Children of toxic parents should be self-aware and protect their own kids from unhealthy environments. (Photo via Getty Images)
Children of toxic parents should be self-aware and protect their own kids from unhealthy environments. (Photo via Getty Images)

It's also important for children of toxic parents to protect their own kids from unhealthy environments. This might mean limiting or eliminating contact with your toxic parents, or only allowing your children to visit them while you are present.

Protecting your children from a toxic parent requires you to be especially self-aware. Public Health Agency of Canada statistics show that around 34 per cent of Canadian children under the age of 15 have experienced some kind of maltreatment.

Unfortunately, some abused children will become abusive parents, but this cycle isn't inevitable. You can monitor your own parenting to ensure that you aren't mirroring the treatment you received as a child, and seek support if you are struggling.

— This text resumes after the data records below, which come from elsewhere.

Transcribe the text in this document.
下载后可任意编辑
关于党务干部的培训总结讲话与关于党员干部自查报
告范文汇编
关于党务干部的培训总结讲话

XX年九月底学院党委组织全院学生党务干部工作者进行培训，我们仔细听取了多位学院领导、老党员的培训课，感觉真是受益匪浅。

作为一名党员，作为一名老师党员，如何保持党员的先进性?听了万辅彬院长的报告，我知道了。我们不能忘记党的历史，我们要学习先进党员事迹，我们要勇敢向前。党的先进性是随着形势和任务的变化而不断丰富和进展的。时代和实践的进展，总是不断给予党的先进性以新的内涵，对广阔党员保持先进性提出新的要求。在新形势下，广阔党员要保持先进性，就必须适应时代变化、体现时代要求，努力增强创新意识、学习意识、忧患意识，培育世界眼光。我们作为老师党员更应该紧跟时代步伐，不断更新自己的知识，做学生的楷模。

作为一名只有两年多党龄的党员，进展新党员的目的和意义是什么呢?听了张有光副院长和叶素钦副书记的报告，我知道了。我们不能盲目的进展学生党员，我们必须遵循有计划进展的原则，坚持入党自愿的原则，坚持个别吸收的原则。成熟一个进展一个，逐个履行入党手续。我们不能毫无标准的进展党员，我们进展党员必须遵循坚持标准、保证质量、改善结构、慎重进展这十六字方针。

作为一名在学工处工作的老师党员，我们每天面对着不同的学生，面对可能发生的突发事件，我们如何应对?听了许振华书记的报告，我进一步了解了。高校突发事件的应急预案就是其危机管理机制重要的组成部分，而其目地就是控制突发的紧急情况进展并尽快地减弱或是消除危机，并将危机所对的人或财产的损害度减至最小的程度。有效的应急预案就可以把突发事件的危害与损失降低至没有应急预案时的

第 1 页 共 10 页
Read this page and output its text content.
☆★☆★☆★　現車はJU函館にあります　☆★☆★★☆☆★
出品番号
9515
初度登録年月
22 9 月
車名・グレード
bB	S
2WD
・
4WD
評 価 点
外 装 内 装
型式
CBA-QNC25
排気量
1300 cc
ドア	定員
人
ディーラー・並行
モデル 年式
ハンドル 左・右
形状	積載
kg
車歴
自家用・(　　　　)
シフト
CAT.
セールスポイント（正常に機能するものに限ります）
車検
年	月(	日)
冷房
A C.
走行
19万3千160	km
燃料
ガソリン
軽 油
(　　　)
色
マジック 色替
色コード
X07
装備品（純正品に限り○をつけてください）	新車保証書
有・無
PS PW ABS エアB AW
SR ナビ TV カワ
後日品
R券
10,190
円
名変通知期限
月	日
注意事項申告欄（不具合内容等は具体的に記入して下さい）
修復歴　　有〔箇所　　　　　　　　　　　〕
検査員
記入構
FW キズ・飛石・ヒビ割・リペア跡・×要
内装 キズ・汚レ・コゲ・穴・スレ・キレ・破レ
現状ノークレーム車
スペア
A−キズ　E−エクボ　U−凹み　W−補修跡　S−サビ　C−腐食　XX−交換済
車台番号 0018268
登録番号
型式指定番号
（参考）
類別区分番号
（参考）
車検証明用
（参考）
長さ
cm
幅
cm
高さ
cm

Adults outside the home should also be aware of the signs of toxic parenting. If you recognize that a child is struggling, you can offer support by:

  • Offering emotional support and be willing to listen

  • Explaining that the child is not at fault for the parent's toxic behaviour

  • Remaining calm and creating a safe space

  • Asking open, non-invasive questions to learn more about the situation

If you feel the child is in an especially dangerous or harmful situation, you can contact relevant groups and agencies to make a report or receive guidance on how to help.

Where can people with toxic parents find help?

As an adult, you can look for a counsellor or therapist to help you work through the effects of your toxic relationship with your parent. Children can also reach out to resources like the Kids Help Phone (1-800-668-6868) where they can receive e-mental health services 24 hours a day, seven days a week.